Christianity is a religion which unfolds around two theological ideas, the incarnation, and the resurrection. Both ideas have events and ideas which contribute to their development and logical consequences and practices which evolve from them.

Christianity teaches that human beings were created free and good, and that from the beginning of time we have used our freedom to make wrong choices. The most fundamental wrong choice we make is not to accept our dependence upon God. This wrong choice has created a gap between ourselves and God, a gap we cannot bridge without God’s help. Human beings have tried to help themselves in various ways, most notably by developing principles to which we believe we should adhere in order to improve our situation. Our high principles serve to remind us how far we fall from the standards we set.

Christianity teaches that God, rather than giving us laws to observe and principles to achieve, decided to become a human being, draw near to us in the lives we live, and to meet us where we are. We call that divine intimacy the incarnation, meaning God’s taking flesh. In meeting us, Jesus met human sin, and that sin turned upon him and put him to death. And that event led to the second point of our faith.

Because God has an eternal, perfect life in store for us, God could not allow human sin to have the last word, and so he raised Jesus from the dead. Not back to an earthly life; Jesus was not a resuscitated corpse. But he passed, by a creative act of God, in to a new realm of life, life in the presence of God the Father, life which is completed, fulfilled, and everlasting.

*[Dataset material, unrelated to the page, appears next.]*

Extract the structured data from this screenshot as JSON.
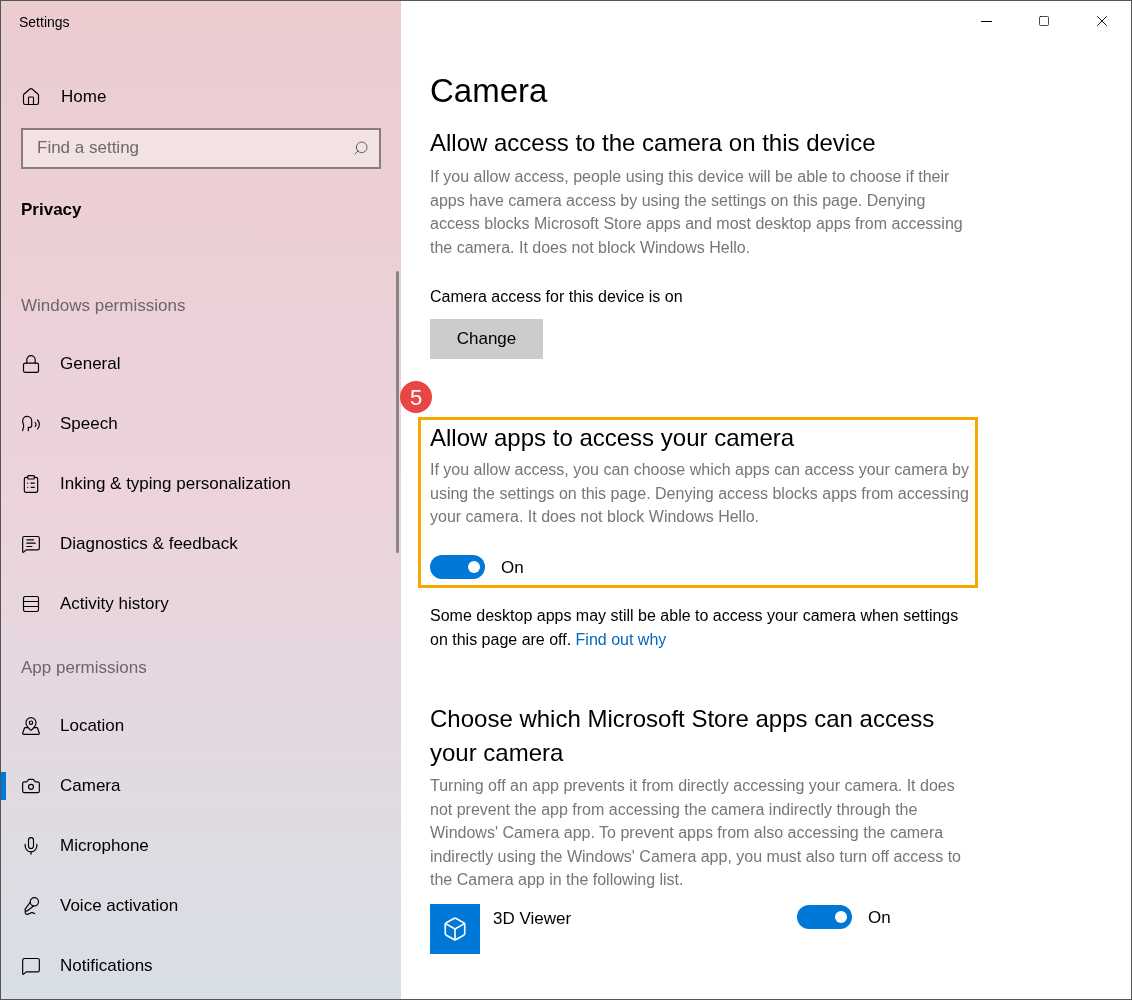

In order for us to have the benefits that new life, God gave us certain ways in which the people of God can lay hands on that new life and begin to live some of its implications right now. Two of those ways are baptism and the Eucharist, also known as Holy Communion or the Mass. In baptism, we go through Christ’s death (drowning in the waters of new life, to put it sacramentally and paradoxically) and are therefore inoculated against the ultimate power of death. Baptism happens once, but every week we receive holy communion in the Eucharist, and because we believe Jesus is present in that meal, and thereby present in us, his presence renews and strengthens the bond established with us in baptism.

God not only left behind certain signposts to show us the way to him, God also is present with us in the Holy Spirit. By the Spirit, God has acted through history in the realm of religious and philosophical ideas, in the teachings of the scriptures of the Old and New Testaments, and in the community we call the Church. While we do not believe that the Church is infallible, a position impossible to argue with any integrity, we do believe that the Spirit of God dwells in his church, drawing it closer to the divine will and purpose.

We also believe that God continues to call people into relationship with himself. The Church exists to welcome those people and to incorporate them, by education, formation, prayer and practice, into God’s community. We call our life in the church a growth process by which we are drawn into a deeper relationship with each other and with God and grow up into the full stature of Christ, which God intends for us. We engage this new life by changing our old life, by prayer, which is communication with God, and by participation in the life and work of the Church.